CHARLINE VANHOENACKER, envoyée spéciale

SAINT-JEAN-CAP-FERRAT

Un parfum de Belgique flotte encore dans l'air du cap. Le calme et le chic de Saint-Jean-Cap-Ferrat ont toujours attiré les grands de ce monde en quête de plénitude. Dont les Belges. Et un Belge en particulier : le roi Léopold II. Ils en ont entendu parler, les Saint-Jeannois, de ce monarque venu en voisin, et qui a longtemps régné sur le cap. Qui l'a même façonné, transformant la roche en de somptueuses villas.

Depuis la corniche, la découpe du littoral éblouit à mesure que la voiture avale les kilomètres depuis Nice. La rade de Villefranche-sur-Mer, Beaulieu, et le bouquet final : le Cap. Une langue de pins parasols et d'arbres en fleurs qui s'aventure dans la mer. Et des maisons jalousement abritées derrière des remparts de pierre, desquels débordent les haies. Impeccablement taillées. Parmi ces demeures, la plus célèbre frustre la curiosité des habitants depuis des décennies : « La villa des Cèdres ». La demeure de Léopold II, dont on n'aperçoit qu'un bout de toit. La large grille arbore une plaque : « Villa des Cèdres. Anciennement propriété de Léopold II ». Le roi y avait planté ces arbres.

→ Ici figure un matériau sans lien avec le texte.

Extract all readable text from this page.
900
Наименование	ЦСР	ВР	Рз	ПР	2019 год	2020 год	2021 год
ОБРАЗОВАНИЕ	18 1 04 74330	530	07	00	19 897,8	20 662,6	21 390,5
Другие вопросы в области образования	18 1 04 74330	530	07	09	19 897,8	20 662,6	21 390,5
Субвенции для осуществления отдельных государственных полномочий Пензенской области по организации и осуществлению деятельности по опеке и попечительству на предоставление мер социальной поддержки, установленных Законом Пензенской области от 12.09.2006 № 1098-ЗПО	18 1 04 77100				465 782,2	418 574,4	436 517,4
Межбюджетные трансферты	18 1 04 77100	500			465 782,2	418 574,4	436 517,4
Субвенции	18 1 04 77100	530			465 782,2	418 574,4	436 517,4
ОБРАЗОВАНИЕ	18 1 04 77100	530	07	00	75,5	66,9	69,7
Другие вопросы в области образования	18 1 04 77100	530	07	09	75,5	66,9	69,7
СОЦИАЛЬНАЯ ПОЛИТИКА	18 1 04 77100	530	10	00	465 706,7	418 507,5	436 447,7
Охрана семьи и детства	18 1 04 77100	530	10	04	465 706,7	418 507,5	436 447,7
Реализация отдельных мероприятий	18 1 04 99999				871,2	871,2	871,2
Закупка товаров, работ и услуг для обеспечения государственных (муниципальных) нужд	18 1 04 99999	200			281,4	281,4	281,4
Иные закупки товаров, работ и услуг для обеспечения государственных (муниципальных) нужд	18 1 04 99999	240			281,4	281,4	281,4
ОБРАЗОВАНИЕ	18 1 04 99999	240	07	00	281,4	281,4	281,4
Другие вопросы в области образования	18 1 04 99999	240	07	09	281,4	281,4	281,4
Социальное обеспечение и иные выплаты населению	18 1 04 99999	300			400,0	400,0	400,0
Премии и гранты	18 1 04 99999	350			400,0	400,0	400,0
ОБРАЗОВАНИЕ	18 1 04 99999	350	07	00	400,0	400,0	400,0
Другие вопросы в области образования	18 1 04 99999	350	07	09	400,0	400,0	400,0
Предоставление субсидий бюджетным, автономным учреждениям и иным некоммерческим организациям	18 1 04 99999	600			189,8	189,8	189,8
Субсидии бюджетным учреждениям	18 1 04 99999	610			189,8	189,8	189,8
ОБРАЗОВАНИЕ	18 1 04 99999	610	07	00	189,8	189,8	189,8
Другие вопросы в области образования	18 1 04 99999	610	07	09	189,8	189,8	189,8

Après avoir fréquenté le cap avec son yacht, l'« Alberta », le roi avait acheté cette propriété au maire de Villefranche. Aujourd'hui, elle appartient à la famille Marnier Lapostolle, des liqueurs « Grand Marnier », explique la mémoire de Saint-Jean, son premier adjoint, Marc Faraut. Et c'est l'actuel maire de Villefranche qui entretient toujours une des automobiles du roi.

Puis, Léopold fit construire sur les hauteurs de Beaulieu « La Léopolda », au style italien, recouverte de stucs. Aujourd'hui, l'occupante des lieux est la veuve du richissime banquier libanais Edmond Safra, mort dans l'incendie criminel de ses 1.000 m² de Monaco, en 1999.

Accrochée dans le bureau de l'adjoint au maire, une carte du cap datant de 1909. La moitié des terres est hachurée. La légende indique : « Propriété de l'État belge ». Le roi a préféré la côte balayée par le mistral, car il craignait le vent d'est, explique Marc Faraut. Pourtant, ici, le vent d'est n'a jamais tué personne ! De sa troisième villa sur le cap, la Saint-Second, il a tracé un chemin qui lui permettait d'aller rejoindre sa maîtresse, la baronne de Vaughan, de 50 ans sa cadette. En se promenant aujourd'hui sur « Le chemin du Roy », qui longe la côte, le passant est attiré par une petite chapelle qui a traversé le temps, intacte. La chapelle Saint-François-de-Salle, dans laquelle fut baptisé le premier fils adultérin de Léopold. On y croise aussi un monument au roi, offert en 1911 par « Quelques amis de la Côte d'Azur ».

À Saint-Jean, il acheta tout ce qui était à vendre. Un franc du mètre carré. À tel point qu'un jour, dit Marc Faraut, le roi décida d'ériger des barrières sur ses terres. Il était donc devenu impossible de circuler pour aller à la pêche. Les habitants ont alors barré le pont Saint-Jean, qui relie le cap au continent, avec un calicot marqué : « Saint-Jean ne sera pas une colonie belge ».

Léopold fit bâtir trois autres villas pour que ses officiers du Congo bénéficient du climat salutaire : « La Banana », « La Boma » et « La Matadi », rebaptisée aujourd'hui « La villa Beauchamps ». Puis il en offrit une à son confesseur, Mgr Charmetant. Baptisée « La Mauresque », elle fut vendue à l'écrivain Somerset Maugham.

Un autre lieu marque la présence belge à Saint-Jean : le carré des Belges, au cimetière. Derrière la grille grinçante, un alignement de 90 tombes, impeccablement entretenues, qui dominent la mer sur la pointe Sainte-Hospice. Le cap du Cap. Léopold avait aménagé la villa des Cèdres en hôpital durant la guerre de 14 pour soigner les soldats gazés à l'ypérite. De très nombreux soldats sont passés par là, et beaucoup y sont morts. La plupart ont été rapatriés, mais d'autres ont été enterrés à Saint-Jean, explique le comte François Lippens, consul honoraire de Belgique à Nice. Chaque 1er novembre, avec Marc Faraut et avec les anciens combattants, ils viennent déposer une gerbe en leur souvenir, après une cérémonie religieuse dans la chapelle.

Aujourd'hui, les trois caps - d'Antibes, Ferrat et Martin - sont devenus les terrains les plus chers du sud de la France. Beaucoup de Belges sont donc partis. Il doit rester une vingtaine de propriétaires, dont la famille Boël.